Storm Boy: The Game Review

The calm before, during and after the storm.

From developer Blowfish comes Colin Thiele’s Storm Boy: The Game, based on the 1964 children’s book of the same name (that being Storm boy, not Storm Boy: The Game. That would just be weird, wouldn’t it). A tale about a young lad who helps and eventually befriends a clever little Pelican, Thiele’s touching story leaps into an interactive experience on the Switch, but the experience from a gameplay perspective is less of a storm and more a couple of light showers with some clouds.

Storm Boy tells the story of a young boy who befriends a smart bird. Or the bird might just stick around for the food. It can’t talk so who knows.

Storm Boy plays out like an interactive story, with you simply running from left to right. There are no other controls. In fact, my instinctive press of the B button to see if my character could jump sent me straight back to the menu multiple times. Mini-games add a more interactive element to the story, and include feeding birds, sailing and diving in the ocean, writing in the sand. They’re interesting and varied, and I can see how they would keep a child entertained and engrossed in the story, but none of them are particularly well designed. Some of the touch based activities, such as throwing fish to the pelicans for example, work well in handheld mode with touch controls, but not at all in docked mode. Luckily there is no winning or losing, and they serve only to further the story.

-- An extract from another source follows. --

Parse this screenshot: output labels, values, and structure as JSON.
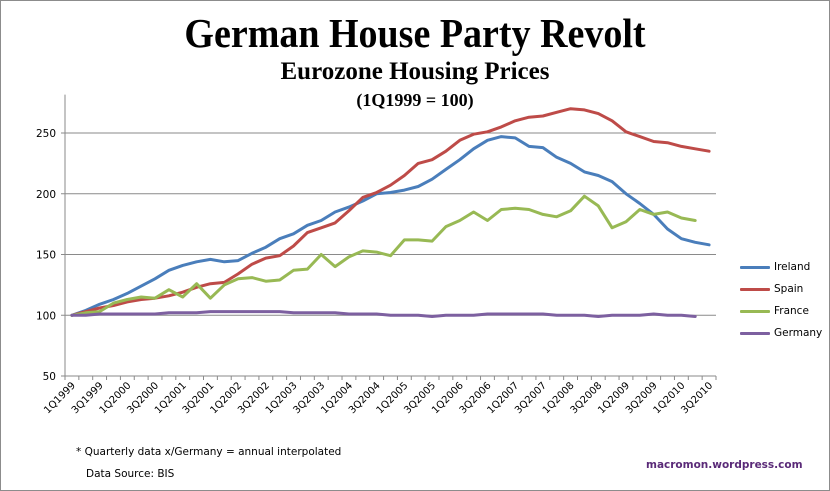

Writing in the sand. This was the best I could do, sorry.

A young boy living on the coast of South Australia with his widowed father and smart bird Mr. Percival, Storm Boy has a cute, albeit short story that is transformed fairly well into a linear side-scrolling book with some interactive segments that spawn from Thiele’s descriptors. Graphically it’s nothing to write home about, save for the nicely drawn cover art, and it doesn’t run brilliantly either, but it is completely ‘playable’ – as much as the game is considered playable – via touch controls, which is great for parents handing it off to a young child.

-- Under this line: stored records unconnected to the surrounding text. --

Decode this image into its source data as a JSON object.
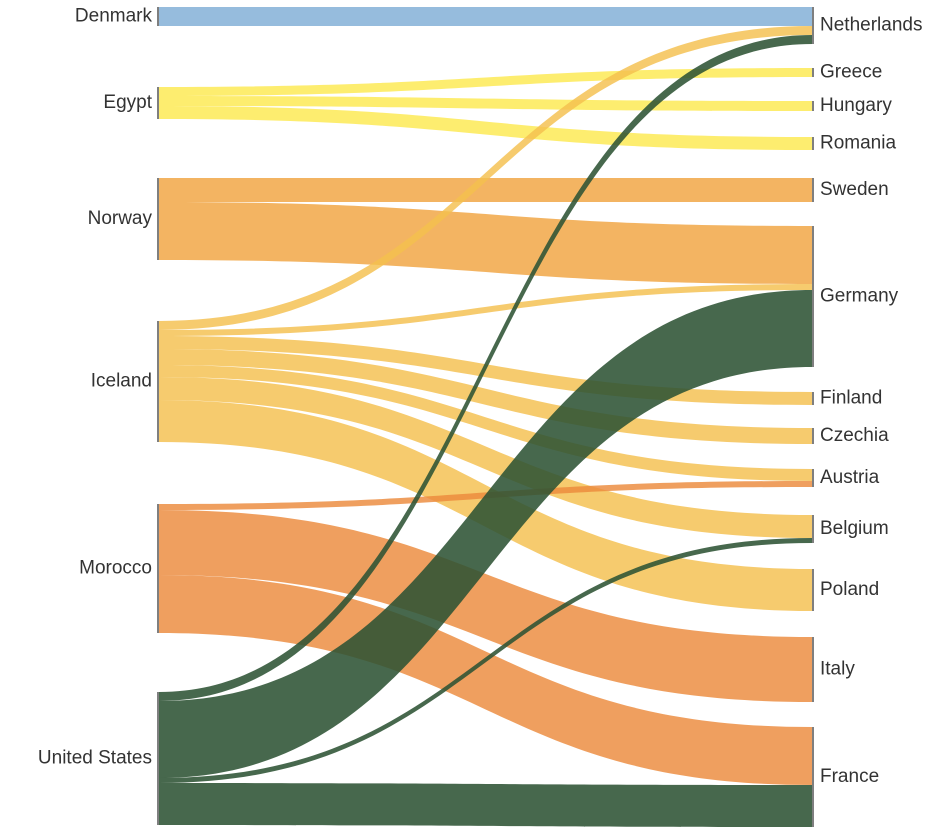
{
  "chart_data": {
    "type": "sankey",
    "sources": [
      {
        "id": "denmark",
        "label": "Denmark",
        "color": "#7fadd6"
      },
      {
        "id": "egypt",
        "label": "Egypt",
        "color": "#fce94f"
      },
      {
        "id": "norway",
        "label": "Norway",
        "color": "#f0a440"
      },
      {
        "id": "iceland",
        "label": "Iceland",
        "color": "#f4c04e"
      },
      {
        "id": "morocco",
        "label": "Morocco",
        "color": "#ec8a3c"
      },
      {
        "id": "united_states",
        "label": "United States",
        "color": "#2d5334"
      }
    ],
    "targets": [
      {
        "id": "netherlands",
        "label": "Netherlands"
      },
      {
        "id": "greece",
        "label": "Greece"
      },
      {
        "id": "hungary",
        "label": "Hungary"
      },
      {
        "id": "romania",
        "label": "Romania"
      },
      {
        "id": "sweden",
        "label": "Sweden"
      },
      {
        "id": "germany",
        "label": "Germany"
      },
      {
        "id": "finland",
        "label": "Finland"
      },
      {
        "id": "czechia",
        "label": "Czechia"
      },
      {
        "id": "austria",
        "label": "Austria"
      },
      {
        "id": "belgium",
        "label": "Belgium"
      },
      {
        "id": "poland",
        "label": "Poland"
      },
      {
        "id": "italy",
        "label": "Italy"
      },
      {
        "id": "france",
        "label": "France"
      }
    ],
    "links": [
      {
        "source": "denmark",
        "target": "netherlands",
        "value": 19
      },
      {
        "source": "egypt",
        "target": "greece",
        "value": 9
      },
      {
        "source": "egypt",
        "target": "hungary",
        "value": 10
      },
      {
        "source": "egypt",
        "target": "romania",
        "value": 13
      },
      {
        "source": "norway",
        "target": "sweden",
        "value": 24
      },
      {
        "source": "norway",
        "target": "germany",
        "value": 58
      },
      {
        "source": "iceland",
        "target": "netherlands",
        "value": 9
      },
      {
        "source": "iceland",
        "target": "germany",
        "value": 6
      },
      {
        "source": "iceland",
        "target": "finland",
        "value": 13
      },
      {
        "source": "iceland",
        "target": "czechia",
        "value": 16
      },
      {
        "source": "iceland",
        "target": "austria",
        "value": 12
      },
      {
        "source": "iceland",
        "target": "belgium",
        "value": 23
      },
      {
        "source": "iceland",
        "target": "poland",
        "value": 42
      },
      {
        "source": "morocco",
        "target": "austria",
        "value": 6
      },
      {
        "source": "morocco",
        "target": "italy",
        "value": 65
      },
      {
        "source": "morocco",
        "target": "france",
        "value": 58
      },
      {
        "source": "united_states",
        "target": "netherlands",
        "value": 9
      },
      {
        "source": "united_states",
        "target": "germany",
        "value": 77
      },
      {
        "source": "united_states",
        "target": "belgium",
        "value": 5
      },
      {
        "source": "united_states",
        "target": "france",
        "value": 42
      }
    ]
  }
}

The about section of the game describes how the original author’s words turn a young readers mind “into a canvas of the South Australian coast”, and I can’t help but feel like maybe the game defeats the purpose of the book? Then again, kids are all iPad centric and phantom-limb nowadays, and so maybe this is a clever way of Trojan-horsing a moral tale into an app they think is fun.

Shallow Gameplay: Storm Boy has a bunch of different mini-games, but they’re all pointless and get old fast.

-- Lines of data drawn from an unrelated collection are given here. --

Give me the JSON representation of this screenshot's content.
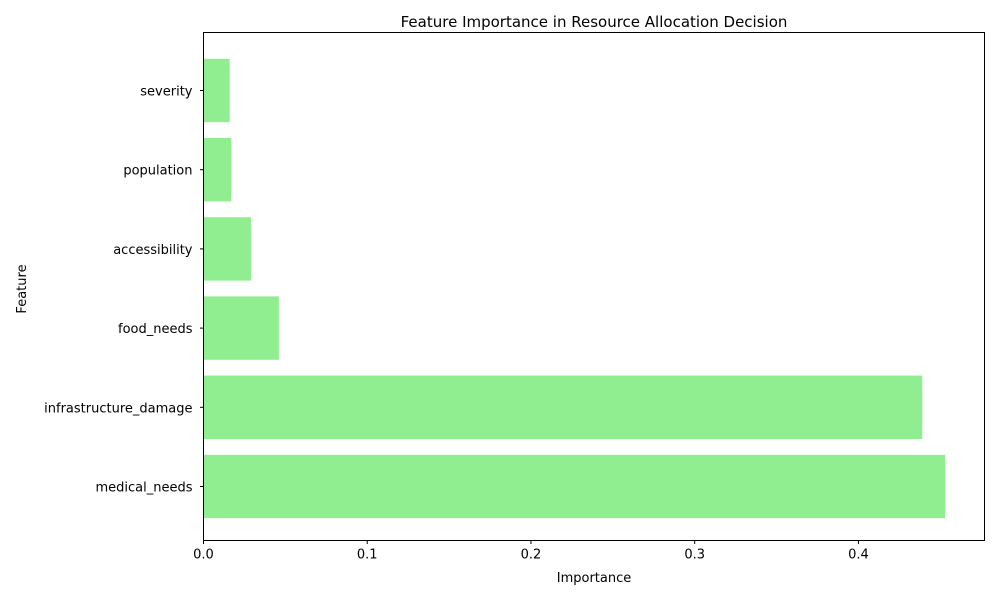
{
  "chart_data": {
    "type": "bar",
    "orientation": "horizontal",
    "title": "Feature Importance in Resource Allocation Decision",
    "xlabel": "Importance",
    "ylabel": "Feature",
    "categories": [
      "medical_needs",
      "infrastructure_damage",
      "food_needs",
      "accessibility",
      "population",
      "severity"
    ],
    "values": [
      0.453,
      0.439,
      0.046,
      0.029,
      0.017,
      0.016
    ],
    "xlim": [
      0,
      0.477
    ],
    "xticks": [
      0.0,
      0.1,
      0.2,
      0.3,
      0.4
    ],
    "xtick_labels": [
      "0.0",
      "0.1",
      "0.2",
      "0.3",
      "0.4"
    ],
    "grid": false,
    "legend": "none",
    "bar_color": "#90ee90"
  }
}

Storm Boy is an interesting take on interactive storytelling, and it’s a nice little narrative toy for young children to play about with in tablet mode (or better yet, on an actual tablet- since the game is also available on iOS and Android), but from a gameplay perspective it’s in shallow waters, as there is little-to-no gamification in what is ultimately perhaps too true to the source material: words on a page. I’m not the target market for this one at all, and a young child may love poking around in the sand or playing catch with the pelican, but I’ve got my eye on the vast depth of the Switch Library, and this ones stuck on the shoreline.




Storm Boy: The Game is an interesting take on interactive storytelling, and young children or fans of the book may find enjoyment here, but its short length and lack of any real gameplay make it one worth passing on for the average Switch Player.